If not already, the above info will be disclosed to the insurance company during discovery or during mediation.
When an attorney provides these brief yet pertinent details, they make it easier for their clients to get approved for the optimal amount of funding.
Neither attorneys nor the funding companies want their clients to get “overfunded,” which means they will have received too much funding regarding the case’s estimated value and risk blowing a settlement offer.
More and more attorneys see how it can be helpful long term for their client’s recovery to get a modest amount of funding, as not only does it help their clients pay for the daily cost of living (i.e., put food on the table and not get the electricity shut off.)
It helps their clients not to pressure them to settle the case too early for an amount less than the case is truly worth.
Even though the above is not a time-intensive process and consumer legal funding is mainstream, there is a minority of attorneys who have a “no funding policy” for their firm.
That means they do not allow or make it practical for companies to provide their clients with pre-settlement funding since they are unwilling to sign an Attorney Acknowledgment that acknowledges that their client received funding and that they will hold back any case proceeds to pay the funding company what it is owed before sending the final settlement check to their client.
For instance, some mass tort law firms tell their clients they will withdraw from their cases if they apply for funding.
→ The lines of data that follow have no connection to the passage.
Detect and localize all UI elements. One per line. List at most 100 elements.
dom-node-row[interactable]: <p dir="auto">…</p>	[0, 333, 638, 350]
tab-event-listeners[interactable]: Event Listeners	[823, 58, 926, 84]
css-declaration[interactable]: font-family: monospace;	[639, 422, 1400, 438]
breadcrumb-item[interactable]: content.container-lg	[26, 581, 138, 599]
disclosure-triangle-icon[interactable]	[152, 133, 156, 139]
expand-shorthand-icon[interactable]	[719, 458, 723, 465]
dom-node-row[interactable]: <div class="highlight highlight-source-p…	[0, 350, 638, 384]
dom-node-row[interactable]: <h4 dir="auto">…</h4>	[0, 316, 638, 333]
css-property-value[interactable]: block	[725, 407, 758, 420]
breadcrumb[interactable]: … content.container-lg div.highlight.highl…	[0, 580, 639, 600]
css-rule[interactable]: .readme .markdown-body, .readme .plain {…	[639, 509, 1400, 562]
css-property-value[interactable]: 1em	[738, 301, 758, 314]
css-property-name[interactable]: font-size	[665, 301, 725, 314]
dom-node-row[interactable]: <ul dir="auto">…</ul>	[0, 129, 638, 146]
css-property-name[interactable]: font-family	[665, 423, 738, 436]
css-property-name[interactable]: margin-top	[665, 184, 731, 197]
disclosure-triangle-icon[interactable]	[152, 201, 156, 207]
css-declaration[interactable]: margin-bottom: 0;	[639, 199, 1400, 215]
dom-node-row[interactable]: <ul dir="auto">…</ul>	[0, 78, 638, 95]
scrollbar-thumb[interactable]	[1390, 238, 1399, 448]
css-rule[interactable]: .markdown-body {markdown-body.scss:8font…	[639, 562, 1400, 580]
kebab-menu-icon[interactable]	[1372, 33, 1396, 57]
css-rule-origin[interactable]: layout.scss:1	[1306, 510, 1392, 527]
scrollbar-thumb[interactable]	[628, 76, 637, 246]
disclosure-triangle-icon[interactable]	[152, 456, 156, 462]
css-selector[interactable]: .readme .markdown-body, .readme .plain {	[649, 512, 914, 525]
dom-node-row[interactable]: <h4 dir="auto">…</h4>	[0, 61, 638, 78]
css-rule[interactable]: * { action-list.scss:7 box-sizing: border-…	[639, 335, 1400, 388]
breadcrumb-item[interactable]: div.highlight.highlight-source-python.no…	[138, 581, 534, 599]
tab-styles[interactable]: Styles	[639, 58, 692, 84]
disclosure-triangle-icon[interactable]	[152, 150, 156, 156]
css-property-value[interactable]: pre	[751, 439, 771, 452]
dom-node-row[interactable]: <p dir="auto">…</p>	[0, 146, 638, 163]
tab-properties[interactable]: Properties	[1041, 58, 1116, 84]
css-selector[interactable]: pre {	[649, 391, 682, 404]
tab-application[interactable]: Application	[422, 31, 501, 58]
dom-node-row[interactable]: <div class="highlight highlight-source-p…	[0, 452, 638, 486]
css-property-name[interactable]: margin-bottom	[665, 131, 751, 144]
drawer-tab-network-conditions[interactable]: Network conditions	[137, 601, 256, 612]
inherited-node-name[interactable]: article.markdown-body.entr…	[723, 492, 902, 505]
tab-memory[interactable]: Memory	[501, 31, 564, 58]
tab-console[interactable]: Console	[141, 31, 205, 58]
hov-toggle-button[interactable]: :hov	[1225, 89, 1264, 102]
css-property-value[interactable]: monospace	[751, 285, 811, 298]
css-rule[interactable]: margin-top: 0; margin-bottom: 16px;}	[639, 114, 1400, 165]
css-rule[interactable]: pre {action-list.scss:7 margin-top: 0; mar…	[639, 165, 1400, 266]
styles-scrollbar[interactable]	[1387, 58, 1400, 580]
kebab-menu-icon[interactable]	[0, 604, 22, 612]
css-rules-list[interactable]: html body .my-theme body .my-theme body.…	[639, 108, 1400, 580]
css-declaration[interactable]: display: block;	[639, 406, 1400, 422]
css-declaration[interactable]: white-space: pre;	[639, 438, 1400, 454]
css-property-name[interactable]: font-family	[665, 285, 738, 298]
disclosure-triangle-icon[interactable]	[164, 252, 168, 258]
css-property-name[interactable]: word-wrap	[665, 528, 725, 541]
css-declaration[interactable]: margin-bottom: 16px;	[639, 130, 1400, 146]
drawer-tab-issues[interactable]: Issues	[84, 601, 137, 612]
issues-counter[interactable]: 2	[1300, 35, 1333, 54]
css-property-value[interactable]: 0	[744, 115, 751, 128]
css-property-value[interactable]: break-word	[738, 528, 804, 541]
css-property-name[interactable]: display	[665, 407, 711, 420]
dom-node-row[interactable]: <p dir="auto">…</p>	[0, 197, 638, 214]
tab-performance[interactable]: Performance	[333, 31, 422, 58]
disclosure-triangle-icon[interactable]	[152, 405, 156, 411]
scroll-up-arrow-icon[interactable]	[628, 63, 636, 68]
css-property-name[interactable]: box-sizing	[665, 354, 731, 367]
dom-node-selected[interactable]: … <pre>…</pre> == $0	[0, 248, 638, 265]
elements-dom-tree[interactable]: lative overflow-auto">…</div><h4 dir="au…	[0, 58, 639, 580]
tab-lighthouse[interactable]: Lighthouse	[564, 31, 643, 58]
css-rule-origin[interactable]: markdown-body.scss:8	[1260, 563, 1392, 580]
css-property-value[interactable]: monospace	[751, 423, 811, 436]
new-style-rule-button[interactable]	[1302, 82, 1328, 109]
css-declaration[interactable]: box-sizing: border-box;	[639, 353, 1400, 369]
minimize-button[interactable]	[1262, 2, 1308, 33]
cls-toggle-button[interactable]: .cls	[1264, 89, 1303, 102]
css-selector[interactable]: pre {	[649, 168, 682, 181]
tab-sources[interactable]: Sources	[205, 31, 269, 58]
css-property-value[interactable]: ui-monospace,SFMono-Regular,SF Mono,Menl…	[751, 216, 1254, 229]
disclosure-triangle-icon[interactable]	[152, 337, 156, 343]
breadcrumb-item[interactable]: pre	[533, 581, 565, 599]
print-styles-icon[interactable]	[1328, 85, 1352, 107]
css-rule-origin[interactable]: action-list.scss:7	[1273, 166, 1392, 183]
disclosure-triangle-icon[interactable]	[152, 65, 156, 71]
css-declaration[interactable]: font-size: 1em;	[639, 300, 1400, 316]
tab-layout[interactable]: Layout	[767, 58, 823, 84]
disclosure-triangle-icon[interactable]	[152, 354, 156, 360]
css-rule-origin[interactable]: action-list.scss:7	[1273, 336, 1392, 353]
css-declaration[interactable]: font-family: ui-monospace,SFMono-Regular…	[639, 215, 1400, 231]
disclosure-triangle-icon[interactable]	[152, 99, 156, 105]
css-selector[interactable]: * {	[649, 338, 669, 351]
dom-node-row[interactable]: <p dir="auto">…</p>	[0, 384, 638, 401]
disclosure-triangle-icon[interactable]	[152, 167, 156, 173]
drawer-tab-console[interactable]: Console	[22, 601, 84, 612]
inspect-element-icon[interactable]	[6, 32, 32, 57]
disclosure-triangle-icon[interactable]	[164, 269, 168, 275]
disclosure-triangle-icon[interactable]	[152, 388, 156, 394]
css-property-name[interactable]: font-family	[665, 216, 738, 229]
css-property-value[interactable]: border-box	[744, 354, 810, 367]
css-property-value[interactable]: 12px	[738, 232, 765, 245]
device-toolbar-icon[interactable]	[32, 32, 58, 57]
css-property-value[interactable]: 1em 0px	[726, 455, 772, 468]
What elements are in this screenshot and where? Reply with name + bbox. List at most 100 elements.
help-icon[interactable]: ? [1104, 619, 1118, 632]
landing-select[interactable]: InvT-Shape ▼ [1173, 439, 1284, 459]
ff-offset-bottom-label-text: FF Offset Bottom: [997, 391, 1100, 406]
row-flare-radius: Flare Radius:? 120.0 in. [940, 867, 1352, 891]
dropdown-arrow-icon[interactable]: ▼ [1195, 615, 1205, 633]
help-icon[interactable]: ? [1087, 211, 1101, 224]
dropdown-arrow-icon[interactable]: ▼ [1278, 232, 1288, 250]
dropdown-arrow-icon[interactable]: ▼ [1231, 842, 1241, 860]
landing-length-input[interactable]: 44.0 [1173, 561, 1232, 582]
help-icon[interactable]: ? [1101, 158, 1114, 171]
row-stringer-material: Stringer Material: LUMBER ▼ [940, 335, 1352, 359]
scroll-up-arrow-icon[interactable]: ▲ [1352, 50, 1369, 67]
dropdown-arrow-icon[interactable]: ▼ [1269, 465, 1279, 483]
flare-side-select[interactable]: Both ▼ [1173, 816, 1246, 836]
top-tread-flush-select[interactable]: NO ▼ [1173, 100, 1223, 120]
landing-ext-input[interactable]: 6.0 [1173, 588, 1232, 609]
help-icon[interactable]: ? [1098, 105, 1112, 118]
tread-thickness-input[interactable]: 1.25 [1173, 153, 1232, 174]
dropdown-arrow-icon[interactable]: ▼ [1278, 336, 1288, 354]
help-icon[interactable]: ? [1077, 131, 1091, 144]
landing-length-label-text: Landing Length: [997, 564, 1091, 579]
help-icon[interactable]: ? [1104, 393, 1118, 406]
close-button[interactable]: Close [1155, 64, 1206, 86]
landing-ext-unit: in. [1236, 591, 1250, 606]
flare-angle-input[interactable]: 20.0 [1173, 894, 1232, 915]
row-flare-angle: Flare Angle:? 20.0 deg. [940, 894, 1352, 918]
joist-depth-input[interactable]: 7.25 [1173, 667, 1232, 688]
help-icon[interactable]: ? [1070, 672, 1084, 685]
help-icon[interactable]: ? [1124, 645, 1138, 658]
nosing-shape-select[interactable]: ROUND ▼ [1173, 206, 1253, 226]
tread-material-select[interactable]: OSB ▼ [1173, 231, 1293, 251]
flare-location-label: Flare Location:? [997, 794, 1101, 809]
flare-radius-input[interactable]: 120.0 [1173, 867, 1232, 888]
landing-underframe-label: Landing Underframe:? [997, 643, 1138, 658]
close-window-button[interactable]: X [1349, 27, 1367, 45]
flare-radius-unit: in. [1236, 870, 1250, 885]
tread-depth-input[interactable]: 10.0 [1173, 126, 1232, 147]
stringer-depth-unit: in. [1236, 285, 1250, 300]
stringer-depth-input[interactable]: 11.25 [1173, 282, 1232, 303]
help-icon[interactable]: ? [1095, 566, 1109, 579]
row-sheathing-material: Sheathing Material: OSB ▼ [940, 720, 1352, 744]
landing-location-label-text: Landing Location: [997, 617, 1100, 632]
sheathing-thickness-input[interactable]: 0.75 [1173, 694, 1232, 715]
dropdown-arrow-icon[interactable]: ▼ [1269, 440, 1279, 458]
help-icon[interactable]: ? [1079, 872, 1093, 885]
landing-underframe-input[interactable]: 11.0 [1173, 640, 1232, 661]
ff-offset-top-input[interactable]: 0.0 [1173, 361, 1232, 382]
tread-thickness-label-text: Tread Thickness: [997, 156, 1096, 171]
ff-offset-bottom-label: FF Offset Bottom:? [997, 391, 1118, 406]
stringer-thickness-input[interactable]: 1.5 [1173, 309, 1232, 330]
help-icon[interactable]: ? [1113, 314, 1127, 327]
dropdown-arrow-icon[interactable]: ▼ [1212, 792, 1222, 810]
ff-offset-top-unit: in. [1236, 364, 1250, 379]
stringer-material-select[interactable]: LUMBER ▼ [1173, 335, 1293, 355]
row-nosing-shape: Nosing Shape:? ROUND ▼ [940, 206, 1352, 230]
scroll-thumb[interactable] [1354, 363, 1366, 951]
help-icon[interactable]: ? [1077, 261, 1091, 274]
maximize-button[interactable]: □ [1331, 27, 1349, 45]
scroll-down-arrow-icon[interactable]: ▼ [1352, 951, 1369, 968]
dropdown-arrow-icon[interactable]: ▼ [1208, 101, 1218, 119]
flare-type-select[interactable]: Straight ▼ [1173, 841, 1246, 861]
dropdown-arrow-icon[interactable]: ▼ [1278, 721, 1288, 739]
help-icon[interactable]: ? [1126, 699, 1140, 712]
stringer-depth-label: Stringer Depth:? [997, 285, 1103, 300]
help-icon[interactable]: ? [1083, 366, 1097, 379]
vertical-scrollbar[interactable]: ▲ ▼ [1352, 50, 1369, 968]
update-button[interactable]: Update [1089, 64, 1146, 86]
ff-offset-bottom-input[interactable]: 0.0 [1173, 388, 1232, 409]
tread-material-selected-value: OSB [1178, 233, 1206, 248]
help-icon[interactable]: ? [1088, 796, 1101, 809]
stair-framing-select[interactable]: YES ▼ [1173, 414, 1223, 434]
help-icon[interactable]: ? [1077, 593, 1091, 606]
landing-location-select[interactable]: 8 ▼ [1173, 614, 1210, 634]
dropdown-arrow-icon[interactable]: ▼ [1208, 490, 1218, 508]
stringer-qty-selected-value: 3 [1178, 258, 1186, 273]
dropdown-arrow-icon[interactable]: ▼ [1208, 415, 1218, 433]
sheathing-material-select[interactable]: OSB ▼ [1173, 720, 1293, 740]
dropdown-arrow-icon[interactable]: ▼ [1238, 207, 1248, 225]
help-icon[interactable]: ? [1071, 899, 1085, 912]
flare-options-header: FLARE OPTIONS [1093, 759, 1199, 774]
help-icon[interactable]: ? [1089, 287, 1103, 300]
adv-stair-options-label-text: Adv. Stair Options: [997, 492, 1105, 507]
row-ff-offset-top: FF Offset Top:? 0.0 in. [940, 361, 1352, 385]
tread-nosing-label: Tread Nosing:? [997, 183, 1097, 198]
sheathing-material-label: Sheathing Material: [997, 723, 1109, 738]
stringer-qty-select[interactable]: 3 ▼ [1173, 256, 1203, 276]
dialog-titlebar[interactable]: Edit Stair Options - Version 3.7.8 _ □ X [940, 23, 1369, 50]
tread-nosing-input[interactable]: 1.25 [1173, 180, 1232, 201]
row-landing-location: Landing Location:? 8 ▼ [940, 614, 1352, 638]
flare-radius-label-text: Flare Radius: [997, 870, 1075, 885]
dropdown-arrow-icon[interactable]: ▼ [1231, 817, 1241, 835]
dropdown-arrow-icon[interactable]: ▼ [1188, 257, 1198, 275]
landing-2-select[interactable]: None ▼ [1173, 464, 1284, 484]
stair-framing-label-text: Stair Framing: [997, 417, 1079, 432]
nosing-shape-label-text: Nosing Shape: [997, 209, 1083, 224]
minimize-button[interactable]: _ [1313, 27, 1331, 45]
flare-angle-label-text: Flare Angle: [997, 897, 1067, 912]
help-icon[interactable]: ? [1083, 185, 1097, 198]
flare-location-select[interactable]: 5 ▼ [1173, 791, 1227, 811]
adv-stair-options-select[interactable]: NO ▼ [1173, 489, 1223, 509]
Typically “no funding law firms” are vocal about their policy and let the clients know that is the situation.
This transparency makes it easier and less stressful for their clients in the long run than keeping clients in the dark and staying silent about the policy by not letting them know.
Although this can be very frustrating to clients, trustworthy legal funding companies accept this as being the reality and therefore do not pressure the attorneys to make a one-time exception allowing them to fund the client.
Also, legal funders do their best to divert the attention of frustrated clients from being angry at and “blaming” the law firm.
In conclusion, although no law authorizes law firms to stop their clients from getting lawsuit funding, that does not mean it is against the law, and lawyers can stop plaintiffs from doing so.